Répondre à la demande de son ami par une réponse qui sera nécessairement scindée et incomplète ne semble pas être le meilleur service à lui rendre. La relation amicale évoquée peut être source de dilemme pour le praticien qui connaît sans doute également l’épouse et les enfants. Il paraît plus simple pour tous de s’adresser à une personne détachée affectivement qui pourra garder toute la neutralité nécessaire à la prise en charge de soins.

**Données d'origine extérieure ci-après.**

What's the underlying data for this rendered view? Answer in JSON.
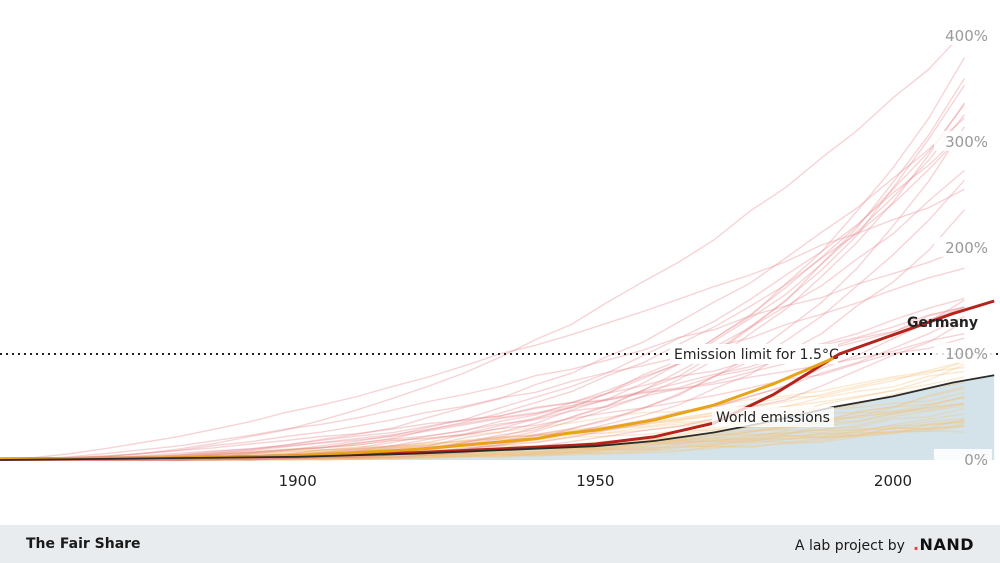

Si l’on se tourne vers les fondamentaux éthiques, le principe de bienveillance va ici se heurter au principe d’autonomie. L’autonomie, en l’occurrence le respect de la décision du patient de ne pas s’adresser à son médecin traitant ou à un centre de dépistage, ne répond pas au respect du principe de bienveillance, qui consiste ici à conseiller au patient de s’orienter vers une structure adaptée à une prise en charge de qualité.
En tant que professionnel de santé, le chirurgien-dentiste doit convaincre le patient de se faire prendre en charge par un médecin. Sollicité en tant qu’ami, le praticien, s’il ne peut se substituer au médecin pour la prise en charge du dépistage et des soins, peut toutefois proposer d’accompagner la personne dans les démarches qui lui paraissent difficiles en tant personne de confiance.